Tan celebre fue que voló fuera de nuestras fronteras. En ocasión única como fue una cena con Fidel Castro, que duró hasta la amanecida y cuando se habían agotado las existencias de orujo de Lugo, el dictador, entre irónico y burlón, dijo que de la herencia que habían dejado los españoles en su isla destacaban sobre todo lo demás el botijo y la mulata.

Sin embargo, hoy desaparece. Puede que aún se encuentre mustio y grasiento bajo la fresa antigua del taller mecánico u olvidado en un rincón de la nave oscura de la cooperativa que vende piensos y abonos. Lo arrumbó la famosa botellita de plástico, y antes la abundancia de hielo. Y porque los hijos del campo se convirtieron en su mayoría en moradores suburbiales de la gran ciudad en la que no logró encontrar el lugar adecuado para él.

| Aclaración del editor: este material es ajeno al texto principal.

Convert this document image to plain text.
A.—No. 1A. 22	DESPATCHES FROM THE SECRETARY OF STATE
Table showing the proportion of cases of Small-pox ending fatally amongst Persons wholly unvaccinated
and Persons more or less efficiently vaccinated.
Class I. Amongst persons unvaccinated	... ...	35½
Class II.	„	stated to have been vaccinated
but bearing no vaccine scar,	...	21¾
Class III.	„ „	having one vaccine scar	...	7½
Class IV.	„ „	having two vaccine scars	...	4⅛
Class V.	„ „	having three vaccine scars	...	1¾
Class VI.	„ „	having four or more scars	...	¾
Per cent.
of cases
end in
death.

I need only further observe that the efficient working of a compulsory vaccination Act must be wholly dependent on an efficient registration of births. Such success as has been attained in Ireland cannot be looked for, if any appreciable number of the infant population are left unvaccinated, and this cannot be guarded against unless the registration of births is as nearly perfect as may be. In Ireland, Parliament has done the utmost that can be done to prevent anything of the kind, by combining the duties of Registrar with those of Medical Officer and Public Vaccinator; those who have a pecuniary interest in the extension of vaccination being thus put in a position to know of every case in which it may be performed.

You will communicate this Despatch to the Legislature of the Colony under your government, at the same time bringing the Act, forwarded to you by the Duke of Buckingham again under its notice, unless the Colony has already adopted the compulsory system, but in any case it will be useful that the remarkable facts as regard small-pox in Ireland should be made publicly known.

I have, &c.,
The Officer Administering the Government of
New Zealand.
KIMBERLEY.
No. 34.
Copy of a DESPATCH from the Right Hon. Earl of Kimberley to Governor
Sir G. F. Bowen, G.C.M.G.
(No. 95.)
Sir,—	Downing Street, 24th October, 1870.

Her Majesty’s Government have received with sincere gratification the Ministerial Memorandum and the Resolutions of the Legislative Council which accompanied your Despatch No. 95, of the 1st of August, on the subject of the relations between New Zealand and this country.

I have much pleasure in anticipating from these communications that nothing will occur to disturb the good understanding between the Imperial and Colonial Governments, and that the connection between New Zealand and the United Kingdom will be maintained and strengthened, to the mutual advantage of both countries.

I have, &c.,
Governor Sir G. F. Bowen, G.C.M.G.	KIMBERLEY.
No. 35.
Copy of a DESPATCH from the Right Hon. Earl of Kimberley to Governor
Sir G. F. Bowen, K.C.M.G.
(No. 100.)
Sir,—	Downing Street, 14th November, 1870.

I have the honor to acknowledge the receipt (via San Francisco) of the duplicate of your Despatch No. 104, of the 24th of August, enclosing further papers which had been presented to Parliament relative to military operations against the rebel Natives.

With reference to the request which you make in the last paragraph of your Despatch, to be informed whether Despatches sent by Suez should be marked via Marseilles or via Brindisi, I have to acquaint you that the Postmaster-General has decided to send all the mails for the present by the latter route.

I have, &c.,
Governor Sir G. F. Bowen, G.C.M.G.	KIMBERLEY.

Pero el tiempo —ese catalizador o dinamita de todo— también muda de camisa cuando le viene en gana y ocurre que, como ahora, comenzamos a mal ver la famosa botellita porque el plástico se ha convertido en la nueva amenaza: es el populista más temible en el reino del medio ambiente. Existen miles de maneras de servir o proveerse de agua clara, fresca, potable y apetitosa; la más sencilla y socorrida es llenar una jarra en el grifo de la cocina. Pero la mejor sería hacer que el botijo retorne al bar y al restaurante; al tajo y la oficina; a las reuniones de entendidos y expertos y al Consejo de Ministros. Todos beberíamos agua a su temperatura exacta, la del ambiente, ni caliente como los chinos, ni helada como los yanquis. Además, le quitaríamos un gran peso de encima al restaurador cutre y pesetero que reprocha quién le paga el coste que tiene para su negocio servir agua del grifo en la mesa. Le valdría con rellenar de vez en cuando los botijos colocados en un pedestal por esquina.

Sí, los atorrantes de Vox han perdido la oportunidad de congraciarse con el prediluviano oficio de alfarero y dar así una nueva oportunidad a los amantes de la greda que aún resisten como buzos en tantas rayas marginales de España. Y de paso aportar una alternativa real y positiva a un problema real: el plástico.